As we’ve mentioned a couple of times this summer, the National Park Service has designated several weekends as “fee free”, meaning we can get into any and all national parks and monuments without paying the usual entry fees. This weekend, August 15-16, is the final free weekend of the summer, and your last chance to take advantage of the government’s generosity.
There are a number of amazing parks spread throughout the U.S. and I’ve recommended five of them here and five more here. When writing those lists, I was looking at parks that were a bit off the beaten path, and less crowded in the summer months, when travelers flock to the top parks, resulting in traffic jams and less than ideal conditions. But as the dog days of summer begin to fade, it may be time to visit one of the more iconic parks. Here are five of the best.
Yellowstone National Park, Wyoming, Montana, and Idaho
Perhaps the most famous and popular of all the national parks, Yellowstone is home to Old Faithful, the geyser that erupts at regular intervals of roughly 90 minutes or so. Yellowstone offers travelers plenty to do year round, with hiking, fishing, camping, and much more. There is spectacular wildlife to be seen as well, including elk, moose, bear, and wolves. But be warned, this popular park can get crowded quickly, and it can definitely impact your experience there.
The Great Smokey Mountain National Park, Tennessee and North Carolina
The most visited of all the national parks, Great Smokey Mountain offers up access to the mountain range that is gives it its name, thanks to more than 800 miles of hiking trails and remote backcountry campsites.There are an estimated 1500 bears living within the park, along with plenty of deer and elk as well, and the plant life is equally diverse, with more than 1660 different kinds of wildflowers alone.

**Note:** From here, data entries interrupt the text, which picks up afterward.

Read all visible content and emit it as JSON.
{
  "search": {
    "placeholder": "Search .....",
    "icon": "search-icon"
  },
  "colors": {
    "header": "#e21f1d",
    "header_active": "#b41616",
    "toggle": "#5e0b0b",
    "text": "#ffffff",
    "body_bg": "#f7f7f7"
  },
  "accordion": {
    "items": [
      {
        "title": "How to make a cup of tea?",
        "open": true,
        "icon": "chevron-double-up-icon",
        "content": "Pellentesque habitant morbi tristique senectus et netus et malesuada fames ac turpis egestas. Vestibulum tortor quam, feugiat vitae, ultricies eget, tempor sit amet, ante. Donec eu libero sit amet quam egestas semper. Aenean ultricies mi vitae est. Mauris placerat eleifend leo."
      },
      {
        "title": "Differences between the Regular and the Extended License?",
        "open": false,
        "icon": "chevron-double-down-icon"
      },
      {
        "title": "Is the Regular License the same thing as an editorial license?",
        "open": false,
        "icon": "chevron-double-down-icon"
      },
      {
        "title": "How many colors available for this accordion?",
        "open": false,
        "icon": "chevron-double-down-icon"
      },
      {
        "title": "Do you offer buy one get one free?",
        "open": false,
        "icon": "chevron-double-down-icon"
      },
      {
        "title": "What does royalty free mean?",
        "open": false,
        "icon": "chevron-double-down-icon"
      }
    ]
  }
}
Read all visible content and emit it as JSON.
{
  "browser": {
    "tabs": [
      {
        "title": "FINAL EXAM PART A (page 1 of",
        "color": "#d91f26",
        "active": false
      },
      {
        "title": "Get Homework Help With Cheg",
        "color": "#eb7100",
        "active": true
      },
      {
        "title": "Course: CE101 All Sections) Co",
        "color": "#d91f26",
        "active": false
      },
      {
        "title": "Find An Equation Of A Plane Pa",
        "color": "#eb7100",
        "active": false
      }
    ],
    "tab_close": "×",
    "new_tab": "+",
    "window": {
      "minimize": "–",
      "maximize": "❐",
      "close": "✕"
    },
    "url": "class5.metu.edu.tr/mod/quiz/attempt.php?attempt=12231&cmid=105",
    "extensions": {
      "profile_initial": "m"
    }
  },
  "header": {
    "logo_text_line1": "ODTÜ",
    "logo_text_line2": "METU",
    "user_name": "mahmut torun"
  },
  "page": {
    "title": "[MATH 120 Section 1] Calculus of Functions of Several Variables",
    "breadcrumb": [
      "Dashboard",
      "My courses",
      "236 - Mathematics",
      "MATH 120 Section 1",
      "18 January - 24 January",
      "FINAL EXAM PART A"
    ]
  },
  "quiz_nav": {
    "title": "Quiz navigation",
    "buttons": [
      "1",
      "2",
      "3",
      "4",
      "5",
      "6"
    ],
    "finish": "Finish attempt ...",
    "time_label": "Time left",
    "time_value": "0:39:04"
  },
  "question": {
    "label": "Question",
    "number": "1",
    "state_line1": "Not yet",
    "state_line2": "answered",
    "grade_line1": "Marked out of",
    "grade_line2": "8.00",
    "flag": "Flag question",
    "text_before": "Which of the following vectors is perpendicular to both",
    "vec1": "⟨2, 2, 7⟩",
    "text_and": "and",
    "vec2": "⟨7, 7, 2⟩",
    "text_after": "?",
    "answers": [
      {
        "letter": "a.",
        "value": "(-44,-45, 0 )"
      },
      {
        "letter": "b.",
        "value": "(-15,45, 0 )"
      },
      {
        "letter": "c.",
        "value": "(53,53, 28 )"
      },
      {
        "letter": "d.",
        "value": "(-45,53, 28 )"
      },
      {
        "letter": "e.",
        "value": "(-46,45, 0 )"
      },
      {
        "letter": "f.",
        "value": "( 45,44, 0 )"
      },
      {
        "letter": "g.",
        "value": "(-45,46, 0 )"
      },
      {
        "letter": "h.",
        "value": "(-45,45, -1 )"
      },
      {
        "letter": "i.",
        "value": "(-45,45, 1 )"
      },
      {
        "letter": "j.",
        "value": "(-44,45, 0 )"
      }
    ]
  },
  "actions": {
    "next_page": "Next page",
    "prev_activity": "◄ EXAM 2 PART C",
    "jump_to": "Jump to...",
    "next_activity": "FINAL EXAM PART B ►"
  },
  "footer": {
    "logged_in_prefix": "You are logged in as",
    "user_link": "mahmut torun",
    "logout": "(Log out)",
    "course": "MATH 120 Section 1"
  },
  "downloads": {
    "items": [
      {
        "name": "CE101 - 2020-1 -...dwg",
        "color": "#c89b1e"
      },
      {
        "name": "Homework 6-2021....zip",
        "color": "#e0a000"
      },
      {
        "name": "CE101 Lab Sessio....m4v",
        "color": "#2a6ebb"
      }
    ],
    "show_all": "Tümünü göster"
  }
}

The park is celebrating its 75 anniversary this year, with plenty of activities and attractions for everyone that visits.
Glacier National Park, Montana
For sheer beauty, it is difficult to beat Glacier National Park, which has 700 miles of hiking trails that wander through the snow capped Rocky Mountains and past crystal clear lakes. But the major attraction is the Going-to-the-Sun Road, which is 53 miles in length and takes visitors right through the heart of the park’s amazing wilderness, crossing the Continental Divide at Logan’s Pass along the way. But the road is only open from June through October, so go before it is closed for the winter.
Acadia National Park, Maine
Some of the best wilderness found on the East Coast falls within Acadia National Park, the oldest park east of the Mississippi River. Acadia offers adventures both in the mountains and on the sea, with plenty of hiking and biking trails through the wilderness and along the coastline. Campsites on Mount Desert Island are just minutes from the ocean, while Mount Penobscot offers a challenging and scenic climb. Visitors to Acadia truly do get amazing experiences from sea to summit.
Grand Canyon National Park, Arizona
At more than a mile deep and 18 miles across, the Grand Canyon is as awe inspiring as any landscape on the planet, and no list of top parks in the U.S. would be complete without it. The hike down into the canyon and back is tough, but rewarding, and for many it is an experience of a lifetime. And if you want to visit the North Rim, which is more remote than the typical tourist trails, you’ll want to visit in the summer months, before the snows move in and close the road for the season. The Grand Canyon is the quintessential national park and a must see for anyone.
Honorable Mentions: Denali National Park, Alaksa, Yosemite National Park, California, and Big Bend National Park, Texas.
Enjoy the final free weekend of the summer!